Dance in the Films of Yorgos Lanthimos
By
Tim Nicholas
Published on/by
Accompanying text
An analysis of how director Yorgos Lanthimos (Dogtooth, The Lobster) has used dance, gesture, and bodily movement throughout his career.
Among the most memorable scenes in all of Lanthimos’ films, the spastic, flailing, Flashdance-inspired dance sequence at the climax of Dogtooth surely stands at the top. But it’s easy to forget that this is just one of two dance scenes in the film, the other being the family’s stilted shuffle to a Sinatra record.
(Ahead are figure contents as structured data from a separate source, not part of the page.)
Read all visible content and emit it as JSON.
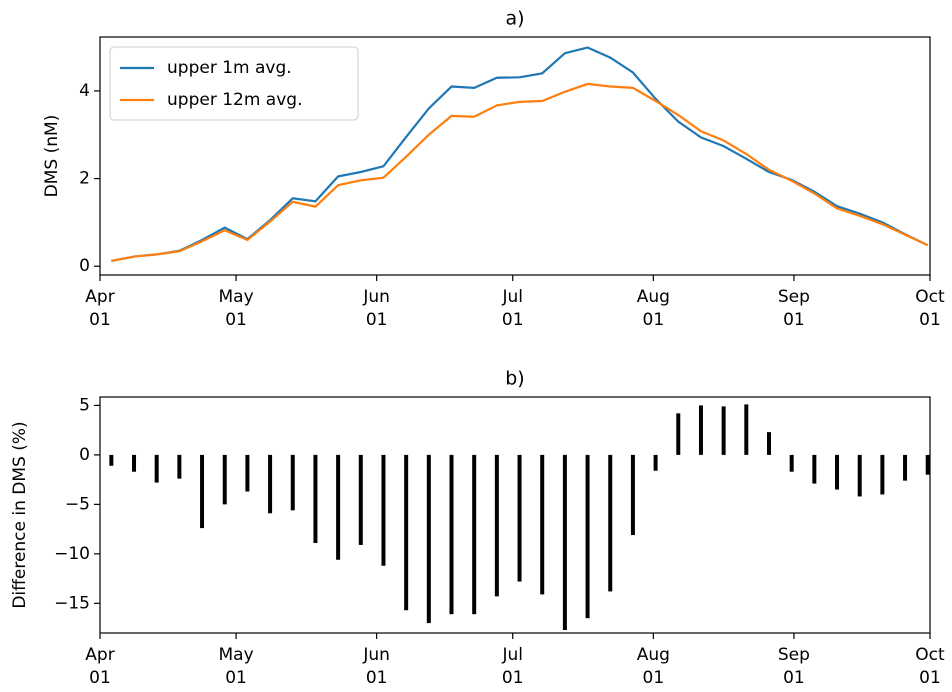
{
  "chart_data": [
    {
      "type": "line",
      "title": "a)",
      "ylabel": "DMS (nM)",
      "x": [
        2.5,
        7.5,
        12.5,
        17.5,
        22.5,
        27.5,
        32.5,
        37.5,
        42.5,
        47.5,
        52.5,
        57.5,
        62.5,
        67.5,
        72.5,
        77.5,
        82.5,
        87.5,
        92.5,
        97.5,
        102.5,
        107.5,
        112.5,
        117.5,
        122.5,
        127.5,
        132.5,
        137.5,
        142.5,
        147.5,
        152.5,
        157.5,
        162.5,
        167.5,
        172.5,
        177.5,
        182.5
      ],
      "series": [
        {
          "name": "upper 1m avg.",
          "color": "#1f77b4",
          "values": [
            0.12,
            0.22,
            0.27,
            0.35,
            0.6,
            0.88,
            0.62,
            1.05,
            1.55,
            1.48,
            2.05,
            2.15,
            2.28,
            2.95,
            3.6,
            4.1,
            4.07,
            4.3,
            4.31,
            4.4,
            4.86,
            4.99,
            4.76,
            4.42,
            3.82,
            3.3,
            2.94,
            2.74,
            2.45,
            2.15,
            1.97,
            1.7,
            1.37,
            1.2,
            1.0,
            0.73,
            0.48
          ]
        },
        {
          "name": "upper 12m avg.",
          "color": "#ff7f0e",
          "values": [
            0.12,
            0.22,
            0.27,
            0.34,
            0.57,
            0.82,
            0.6,
            1.02,
            1.47,
            1.36,
            1.85,
            1.96,
            2.02,
            2.5,
            3.0,
            3.43,
            3.41,
            3.67,
            3.75,
            3.77,
            3.98,
            4.16,
            4.1,
            4.07,
            3.77,
            3.45,
            3.08,
            2.87,
            2.56,
            2.2,
            1.95,
            1.66,
            1.32,
            1.15,
            0.96,
            0.72,
            0.48
          ]
        }
      ],
      "xlim": [
        0,
        183
      ],
      "xticks": [
        {
          "value": 0,
          "label": "Apr\n01"
        },
        {
          "value": 30,
          "label": "May\n01"
        },
        {
          "value": 61,
          "label": "Jun\n01"
        },
        {
          "value": 91,
          "label": "Jul\n01"
        },
        {
          "value": 122,
          "label": "Aug\n01"
        },
        {
          "value": 153,
          "label": "Sep\n01"
        },
        {
          "value": 183,
          "label": "Oct\n01"
        }
      ],
      "ylim": [
        -0.2,
        5.23
      ],
      "yticks": [
        0,
        2,
        4
      ],
      "legend": "upper left"
    },
    {
      "type": "bar",
      "title": "b)",
      "ylabel": "Difference in DMS (%)",
      "x": [
        2.5,
        7.5,
        12.5,
        17.5,
        22.5,
        27.5,
        32.5,
        37.5,
        42.5,
        47.5,
        52.5,
        57.5,
        62.5,
        67.5,
        72.5,
        77.5,
        82.5,
        87.5,
        92.5,
        97.5,
        102.5,
        107.5,
        112.5,
        117.5,
        122.5,
        127.5,
        132.5,
        137.5,
        142.5,
        147.5,
        152.5,
        157.5,
        162.5,
        167.5,
        172.5,
        177.5,
        182.5
      ],
      "values": [
        -1.1,
        -1.7,
        -2.8,
        -2.4,
        -7.4,
        -5.0,
        -3.7,
        -5.9,
        -5.6,
        -8.9,
        -10.6,
        -9.1,
        -11.2,
        -15.7,
        -17.0,
        -16.1,
        -16.1,
        -14.3,
        -12.8,
        -14.1,
        -17.7,
        -16.5,
        -13.8,
        -8.1,
        -1.6,
        4.2,
        5.0,
        4.9,
        5.1,
        2.3,
        -1.7,
        -2.9,
        -3.5,
        -4.2,
        -4.0,
        -2.6,
        -2.0
      ],
      "color": "#000000",
      "xlim": [
        0,
        183
      ],
      "xticks": [
        {
          "value": 0,
          "label": "Apr\n01"
        },
        {
          "value": 30,
          "label": "May\n01"
        },
        {
          "value": 61,
          "label": "Jun\n01"
        },
        {
          "value": 91,
          "label": "Jul\n01"
        },
        {
          "value": 122,
          "label": "Aug\n01"
        },
        {
          "value": 153,
          "label": "Sep\n01"
        },
        {
          "value": 183,
          "label": "Oct\n01"
        }
      ],
      "ylim": [
        -18.0,
        5.85
      ],
      "yticks": [
        {
          "value": -15,
          "label": "−15"
        },
        {
          "value": -10,
          "label": "−10"
        },
        {
          "value": -5,
          "label": "−5"
        },
        0,
        5
      ]
    }
  ]
}
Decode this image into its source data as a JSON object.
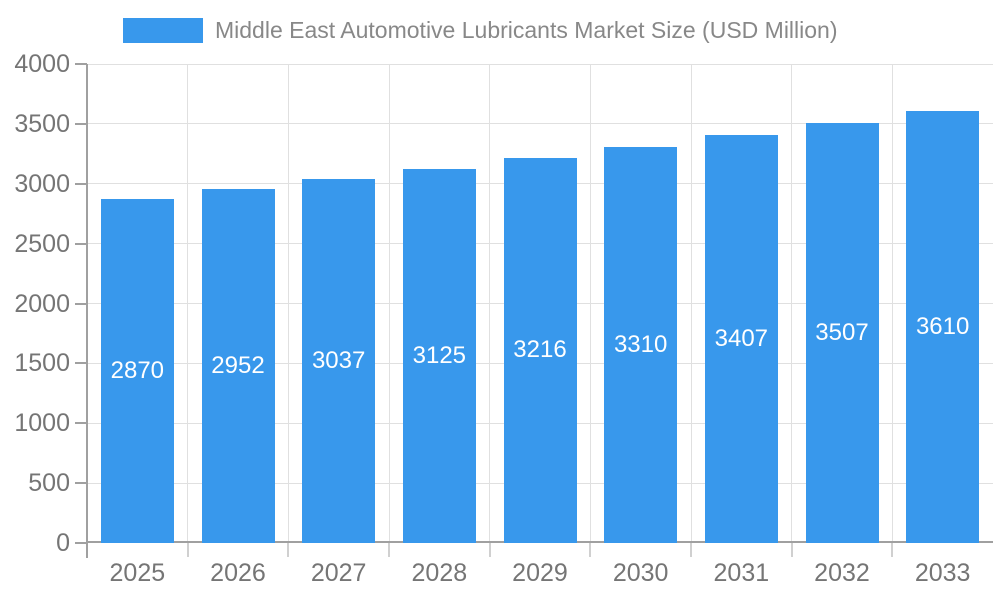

And if we look across the director’s filmography, we find *many* dance scenes – from the gymnast “dancing to pop” and the father dancing to salsa in Alps, to the awkward ballroom dance in The Lobster and its contrasting solo forest rave. Looking at such scenes side-by-side, we find contrasts of awkwardness and ecstatic abandon, bodily training and physical limitation, individual and group activity. It becomes clear that Lanthimos has continuously used dance as a powerful metaphor.
But even beyond such dance scenes proper, the director’s work as a whole has always been inflected with a certain choreographic tendency, and the performances he gets out of his actors rely heavily on body movement as a tool for expressing character, story, and theme. In this video essay, I detail Lanthimos’ early involvement with choreography and physical theater, and chart how this experience has shaped his subsequent work (beginning with his movement-centric first feature Kinetta and continuing through Dogtooth, Alps, and The Lobster).
Lanthimos’ films raise profoundly philosophical questions about freedom, intimacy, loneliness, and social control. But such questions are not handled abstractly or theoretically. Rather, they are embodied within the physical movements, behaviors, and gestures of his characters.